Nuit debout : la petite insurrection qui monte, monte…

 

 

 

 Le projet de loi El Khomri sur la réforme du code du travail est-il la goutte d’eau qui va faire déborder la coupe de la colère populaire contre le gouvernement Valls ? Tout porte à le penser quand on voit l’effervescence qu’il n’en finit pas de produire depuis son annonce. La journée de grève du 31 mars a sans doute été un pic dans la contestation du tournant libéral pris par Hollande et consort. Elle a accouché, parmi d’autres initiatives politico-associatives, d’un curieux petit mouvement résumant le ras-le-bol général : Nuit debout. Né – tout un symbole – sur la place de la République, à Paris, il s’est depuis propagé à une soixantaine de villes françaises ; à Marseille, c’est au cours Julien, près de la Plaine, qu’il s’est établi depuis quelques soirs, tout en lorgnant maintenant vers des quartiers plus excentrés. Comme son nom l’indique, les assemblées  publiques sont nocturnes ; on y mange, on y boit, on y exprime à tour de rôle ses attentes et ses points de vue selon une codification gestuelle précise (agiter les bras en l’air en signe d’approbation, croiser les bras pour exprimer son désaccord). Les interventions sont relayées sur les réseaux sociaux, mais aussi sur une radio et une chaîne de télé ad hoc sur le web. Et – c’est loin d’être un détail négligeable – la comptabilité des jours s’effectue depuis la journée inaugurale du 31 mars (aujourd’hui, nous sommes ainsi le 46 mars).

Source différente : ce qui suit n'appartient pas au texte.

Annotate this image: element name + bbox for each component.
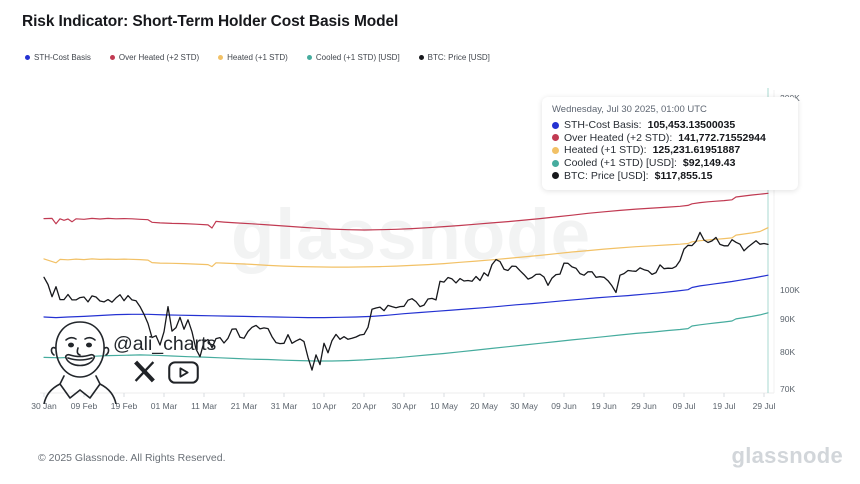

Dans sa forme, Nuit debout rappelle d’autres révoltes populaires comme, voici quelques années, Occupy Wall Street, à New-York, ou le mouvement des Indignés, à Madrid. Comme eux, il est d’inspiration anarchiste – un anarchisme gauchisant – et entend aborder tous les problèmes actuels sans médiation, selon le vieux principe de la démocratie directe. Comme eux il génère quelques débordements qui inquiètent les forces de l’ordre. S’il y a, dans Nuit debout, quelque chose qui fleure bon l’utopie printanière, on aurait tort, cependant, de sous-estimer sa puissance d’insurrection : après tout, mai 68 a aussi débuté par des réunions marginales. On sent, comme jamais, la volonté partagée de renouveler la vie politique en France, à commencer par son personnel et ses dirigeants du moment. Mais, pour influer sur le cours des choses, il faudra non seulement que Nuit debout gagne encore des participants mais qu’il accepte, tôt ou tard, de se couler dans le moule de la démocratie représentative : c’est ce qu’a fait Syriza en Grèce ou Podémos en Espagne. Cela vaut encore mieux, pour préserver son originalité, que d’être récupéré par des politiciens rapaces, eux qui voudraient bien profiter de sa popularité et de ses idées. Quoiqu’il en soit, le balancier politique français, longtemps bloqué à droite, semble repartir vers la gauche. Et il pourrait bien surprendre ceux qui se croient toujours les représentants légitimes du peuple.

 

              Jacques LUCCHESI

16/02/2012

Espagne : amnistie ou amnésie ?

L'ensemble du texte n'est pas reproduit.